Dengan cepat, tubuh mereka yang kokoh layu dengan kecepatan yang dapat dilihat mata telanjang seolah-olah seseorang menggunakan pompa untuk mengeluarkan darah, daging, dan energi mereka. Akhirnya, mereka tidak memiliki pancaran energi kehidupan. Setelah hembusan angin, mereka berhamburan seperti debu dan lenyap sepenuhnya.
Altar jiwa mereka menghilang sama sekali.

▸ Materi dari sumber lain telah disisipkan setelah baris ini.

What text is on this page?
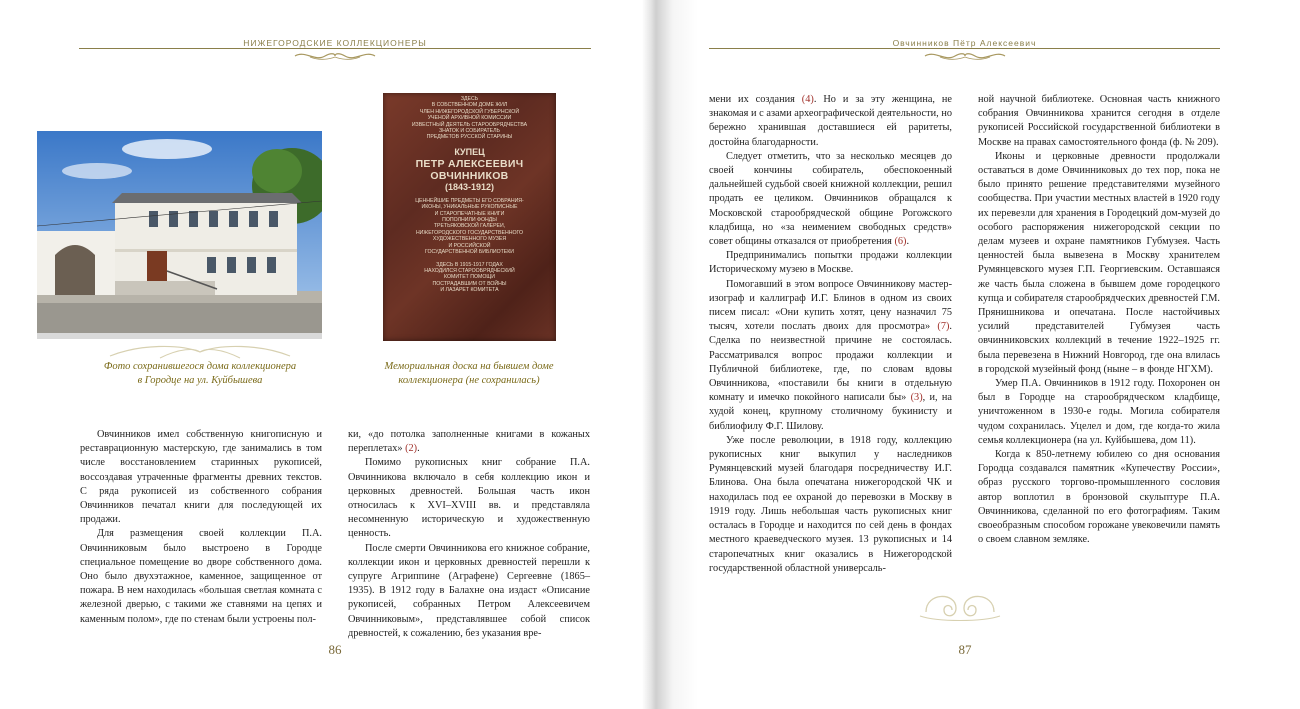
НИЖЕГОРОДСКИЕ КОЛЛЕКЦИОНЕРЫ
ЗДЕСЬ
В СОБСТВЕННОМ ДОМЕ ЖИЛ
ЧЛЕН НИЖЕГОРОДСКОЙ ГУБЕРНСКОЙ
УЧЕНОЙ АРХИВНОЙ КОМИССИИ
ИЗВЕСТНЫЙ ДЕЯТЕЛЬ СТАРООБРЯДЧЕСТВА
ЗНАТОК И СОБИРАТЕЛЬ
ПРЕДМЕТОВ РУССКОЙ СТАРИНЫ
КУПЕЦ
ПЕТР АЛЕКСЕЕВИЧ
ОВЧИННИКОВ
(1843-1912)
ЦЕННЕЙШИЕ ПРЕДМЕТЫ ЕГО СОБРАНИЯ-
ИКОНЫ, УНИКАЛЬНЫЕ РУКОПИСНЫЕ
И СТАРОПЕЧАТНЫЕ КНИГИ
ПОПОЛНИЛИ ФОНДЫ
ТРЕТЬЯКОВСКОЙ ГАЛЕРЕИ,
НИЖЕГОРОДСКОГО ГОСУДАРСТВЕННОГО
ХУДОЖЕСТВЕННОГО МУЗЕЯ
И РОССИЙСКОЙ
ГОСУДАРСТВЕННОЙ БИБЛИОТЕКИ
ЗДЕСЬ В 1915-1917 ГОДАХ
НАХОДИЛСЯ СТАРООБРЯДЧЕСКИЙ
КОМИТЕТ ПОМОЩИ
ПОСТРАДАВШИМ ОТ ВОЙНЫ
И ЛАЗАРЕТ КОМИТЕТА
Фото сохранившегося дома коллекционера
в Городце на ул. Куйбышева
Мемориальная доска на бывшем доме
коллекционера (не сохранилась)

Овчинников имел собственную книгописную и реставрационную мастерскую, где занимались в том числе восстановлением старинных рукописей, воссоздавая утраченные фрагменты древних текстов. С ряда рукописей из собственного собрания Овчинников печатал книги для последующей их продажи.

Для размещения своей коллекции П.А. Овчинниковым было выстроено в Городце специальное помещение во дворе собственного дома. Оно было двухэтажное, каменное, защищенное от пожара. В нем находилась «большая светлая комната с железной дверью, с такими же ставнями на цепях и каменным полом», где по стенам были устроены пол-

ки, «до потолка заполненные книгами в кожаных переплетах» (2).

Помимо рукописных книг собрание П.А. Овчинникова включало в себя коллекцию икон и церковных древностей. Большая часть икон относилась к XVI–XVIII вв. и представляла несомненную историческую и художественную ценность.

После смерти Овчинникова его книжное собрание, коллекции икон и церковных древностей перешли к супруге Агриппине (Аграфене) Сергеевне (1865–1935). В 1912 году в Балахне она издаст «Описание рукописей, собранных Петром Алексеевичем Овчинниковым», представлявшее собой список древностей, к сожалению, без указания вре-

86
Овчинников Пётр Алексеевич

мени их создания (4). Но и за эту женщина, не знакомая и с азами археографической деятельности, но бережно хранившая доставшиеся ей раритеты, достойна благодарности.

Следует отметить, что за несколько месяцев до своей кончины собиратель, обеспокоенный дальнейшей судьбой своей книжной коллекции, решил продать ее целиком. Овчинников обращался к Московской старообрядческой общине Рогожского кладбища, но «за неимением свободных средств» совет общины отказался от приобретения (6).

Предпринимались попытки продажи коллекции Историческому музею в Москве.

Помогавший в этом вопросе Овчинникову мастер-изограф и каллиграф И.Г. Блинов в одном из своих писем писал: «Они купить хотят, цену назначил 75 тысяч, хотели послать двоих для просмотра» (7). Сделка по неизвестной причине не состоялась. Рассматривался вопрос продажи коллекции и Публичной библиотеке, где, по словам вдовы Овчинникова, «поставили бы книги в отдельную комнату и имечко покойного написали бы» (3), и, на худой конец, крупному столичному букинисту и библиофилу Ф.Г. Шилову.

Уже после революции, в 1918 году, коллекцию рукописных книг выкупил у наследников Румянцевский музей благодаря посредничеству И.Г. Блинова. Она была опечатана нижегородской ЧК и находилась под ее охраной до перевозки в Москву в 1919 году. Лишь небольшая часть рукописных книг осталась в Городце и находится по сей день в фондах местного краеведческого музея. 13 рукописных и 14 старопечатных книг оказались в Нижегородской государственной областной универсаль-

ной научной библиотеке. Основная часть книжного собрания Овчинникова хранится сегодня в отделе рукописей Российской государственной библиотеки в Москве на правах самостоятельного фонда (ф. № 209).

Иконы и церковные древности продолжали оставаться в доме Овчинниковых до тех пор, пока не было принято решение представителями музейного сообщества. При участии местных властей в 1920 году их перевезли для хранения в Городецкий дом-музей до особого распоряжения нижегородской секции по делам музеев и охране памятников Губмузея. Часть ценностей была вывезена в Москву хранителем Румянцевского музея Г.П. Георгиевским. Оставшаяся же часть была сложена в бывшем доме городецкого купца и собирателя старообрядческих древностей Г.М. Прянишникова и опечатана. После настойчивых усилий представителей Губмузея часть овчинниковских коллекций в течение 1922–1925 гг. была перевезена в Нижний Новгород, где она влилась в городской музейный фонд (ныне – в фонде НГХМ).

Умер П.А. Овчинников в 1912 году. Похоронен он был в Городце на старообрядческом кладбище, уничтоженном в 1930-е годы. Могила собирателя чудом сохранилась. Уцелел и дом, где когда-то жила семья коллекционера (на ул. Куйбышева, дом 11).

Когда к 850-летнему юбилею со дня основания Городца создавался памятник «Купечеству России», образ русского торгово-промышленного сословия автор воплотил в бронзовой скульптуре П.А. Овчинникова, сделанной по его фотографиям. Таким своеобразным способом горожане увековечили память о своем славном земляке.

87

Tepat setelah itu, banyak Shi Yan yang menghilang muncul kembali dan berkumpul, menyatu satu sama lain. Akhirnya, hanya tersisa satu.
Shi Yan ini menyipitkan mata dan menjilati bibir merahnya seperti binatang buas yang baru saja kenyang, lalu menyeringai puas.
Dia tahu bahwa hasil pertempuran ini akan menentukan gambaran umum Wilayah Bintang Langit Petir. Dan untuk Shi Yan, dia akan menembus ke Langit Kedua Alam Dewa Pemula. Dia telah mencapai satu langkah lagi dan memperpendek jarak dari Alam Abadi.
Kelompok Lei Dong masih mengejar para prajurit Klan Dewa yang melarikan diri. Setelah salah satu dari mereka terbunuh, Qi esensi dari mereka menjadi seberkas cahaya darah yang menyatu dengan tubuh Shi Yan dan meningkatkan kekuatannya.
Hingga saat ini, Shi Yan perlahan memahami pengetahuan mendalam dan kemampuan luar biasa dari Upanishad Kekuatan Penyerap.